There will be a lot of flag waving on the Fourth of July. An Elizabethton man could wave a different flag each day for at least three years because he has so many.
He's been collecting and learning about not just American flags, but flags from all over since the 1970s.
The balcony of the Church of the Nazarene in Elizabethton is ringed with historical American and local flags. They're just part of the collection of vexillologist Jimmy Richie's huge collection.
He can only estimate how many he has. "About a thousand, about a thousand," Richie says.
He's been collecting and learning about flags for the past 40 years after his brother gave him his first flag. "The first flag I had, he caught it when they were shooting flags off at the carnival. At the end of the fireworks they shot an American flag off with the fireworks and he caught it as it was coming down," Jimmy said.
He's not only a collector of flags but facts about flags, like what to do when the country adds a new state. "They used to put a stripe and a star on the flag when there was a state come in. See that one over there with the 48 stars on it? Could you imagine 48 stripes on it, how big it would be," he said.
And apparently those stars are Betsy Ross's idea, not the design for the flag. "A lawyer came up with it. Betsy Ross did not have nothing to do with it. All she did was come up with the five point star," he says.

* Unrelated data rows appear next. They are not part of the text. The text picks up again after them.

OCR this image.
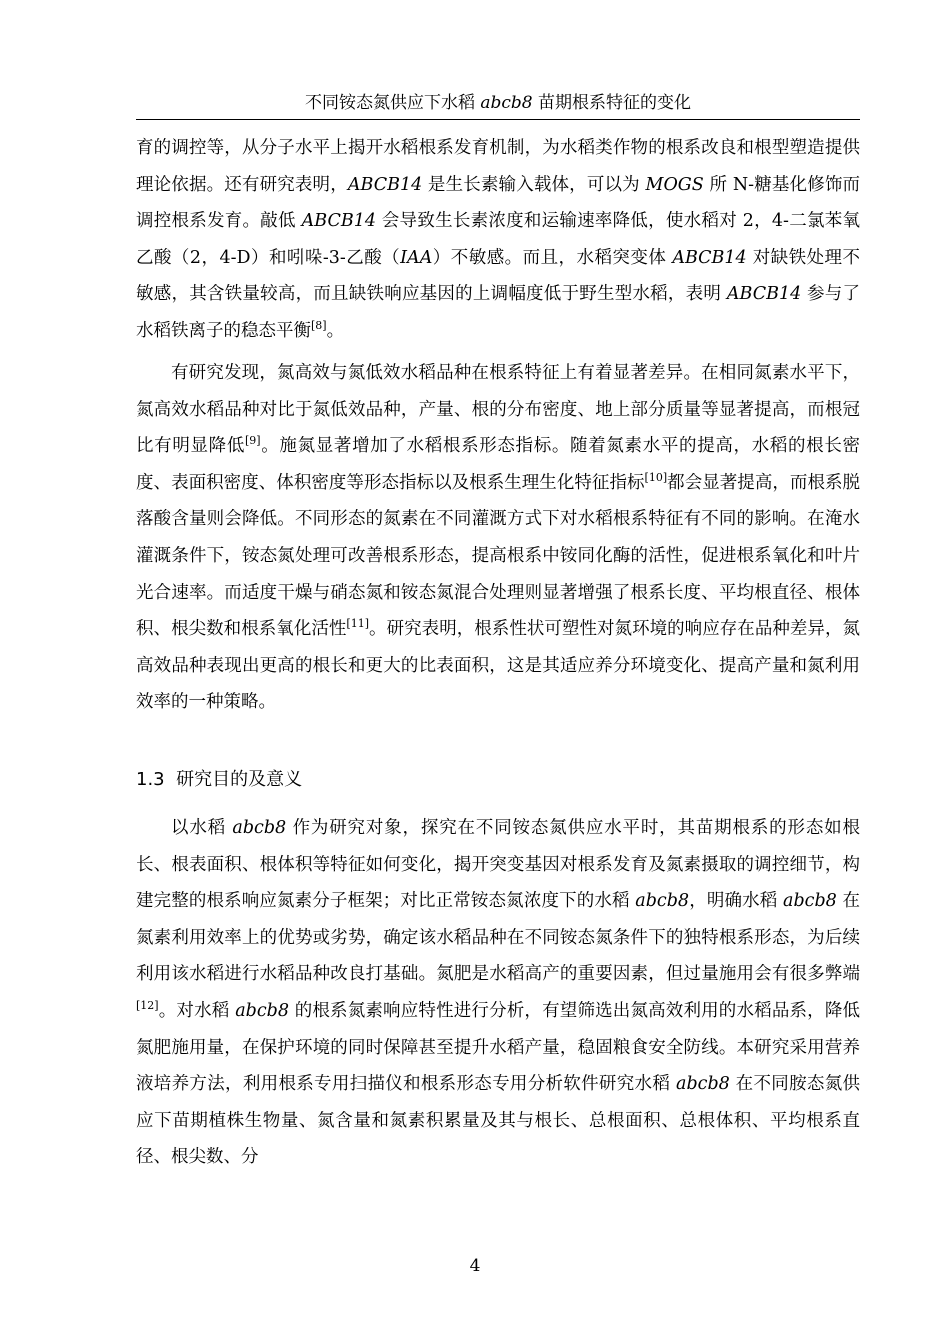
不同铵态氮供应下水稻 abcb8 苗期根系特征的变化

育的调控等，从分子水平上揭开水稻根系发育机制，为水稻类作物的根系改良和根型塑造提供理论依据。还有研究表明，ABCB14 是生长素输入载体，可以为 MOGS 所 N-糖基化修饰而调控根系发育。敲低 ABCB14 会导致生长素浓度和运输速率降低，使水稻对 2，4-二氯苯氧乙酸（2，4-D）和吲哚-3-乙酸（IAA）不敏感。而且，水稻突变体 ABCB14 对缺铁处理不敏感，其含铁量较高，而且缺铁响应基因的上调幅度低于野生型水稻，表明 ABCB14 参与了水稻铁离子的稳态平衡[8]。

有研究发现，氮高效与氮低效水稻品种在根系特征上有着显著差异。在相同氮素水平下，氮高效水稻品种对比于氮低效品种，产量、根的分布密度、地上部分质量等显著提高，而根冠比有明显降低[9]。施氮显著增加了水稻根系形态指标。随着氮素水平的提高，水稻的根长密度、表面积密度、体积密度等形态指标以及根系生理生化特征指标[10]都会显著提高，而根系脱落酸含量则会降低。不同形态的氮素在不同灌溉方式下对水稻根系特征有不同的影响。在淹水灌溉条件下，铵态氮处理可改善根系形态，提高根系中铵同化酶的活性，促进根系氧化和叶片光合速率。而适度干燥与硝态氮和铵态氮混合处理则显著增强了根系长度、平均根直径、根体积、根尖数和根系氧化活性[11]。研究表明，根系性状可塑性对氮环境的响应存在品种差异，氮高效品种表现出更高的根长和更大的比表面积，这是其适应养分环境变化、提高产量和氮利用效率的一种策略。

1.3 研究目的及意义

以水稻 abcb8 作为研究对象，探究在不同铵态氮供应水平时，其苗期根系的形态如根长、根表面积、根体积等特征如何变化，揭开突变基因对根系发育及氮素摄取的调控细节，构建完整的根系响应氮素分子框架；对比正常铵态氮浓度下的水稻 abcb8，明确水稻 abcb8 在氮素利用效率上的优势或劣势，确定该水稻品种在不同铵态氮条件下的独特根系形态，为后续利用该水稻进行水稻品种改良打基础。氮肥是水稻高产的重要因素，但过量施用会有很多弊端[12]。对水稻 abcb8 的根系氮素响应特性进行分析，有望筛选出氮高效利用的水稻品系，降低氮肥施用量，在保护环境的同时保障甚至提升水稻产量，稳固粮食安全防线。本研究采用营养液培养方法，利用根系专用扫描仪和根系形态专用分析软件研究水稻 abcb8 在不同胺态氮供应下苗期植株生物量、氮含量和氮素积累量及其与根长、总根面积、总根体积、平均根系直径、根尖数、分

4
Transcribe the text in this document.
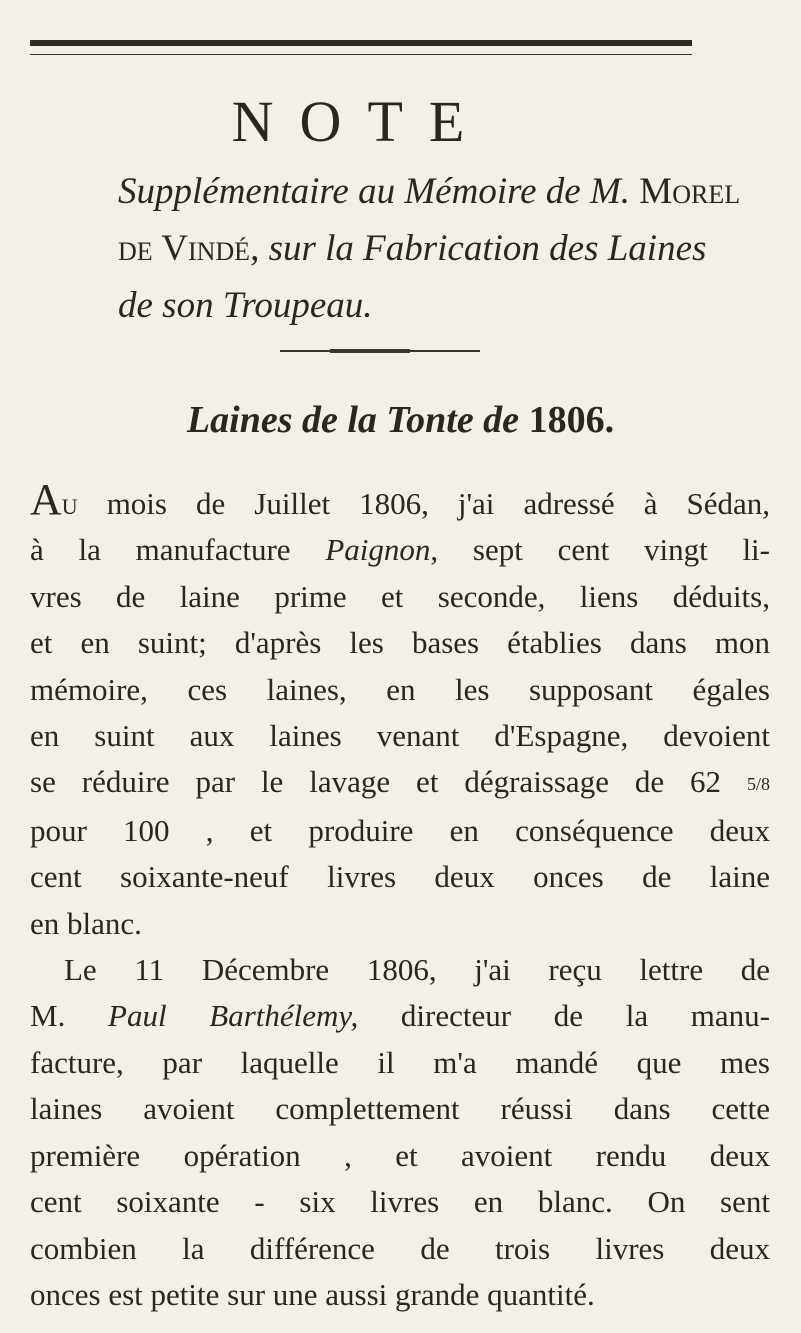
NOTE

Supplémentaire au Mémoire de M. Morel
de Vindé, sur la Fabrication des Laines
de son Troupeau.

Laines de la Tonte de 1806.
Au mois de Juillet 1806, j'ai adressé à Sédan,
à la manufacture Paignon, sept cent vingt li-
vres de laine prime et seconde, liens déduits,
et en suint; d'après les bases établies dans mon
mémoire, ces laines, en les supposant égales
en suint aux laines venant d'Espagne, devoient
se réduire par le lavage et dégraissage de 62 5/8
pour 100 , et produire en conséquence deux
cent soixante-neuf livres deux onces de laine
en blanc.
Le 11 Décembre 1806, j'ai reçu lettre de
M. Paul Barthélemy, directeur de la manu-
facture, par laquelle il m'a mandé que mes
laines avoient complettement réussi dans cette
première opération , et avoient rendu deux
cent soixante - six livres en blanc. On sent
combien la différence de trois livres deux
onces est petite sur une aussi grande quantité.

Among the display are battle flags from the Revolutionary War, so we asked about the use of snakes and pine trees on the flags. The pine trees came from the New England units, but the snakes? "That goes back to Ben Franklin, he liked the snakes. There's something about a snake. You didn't mess with a snake and that's why they had it," Jimmy said.
Richie is far from done with his flag collection; he got two from South American just this week.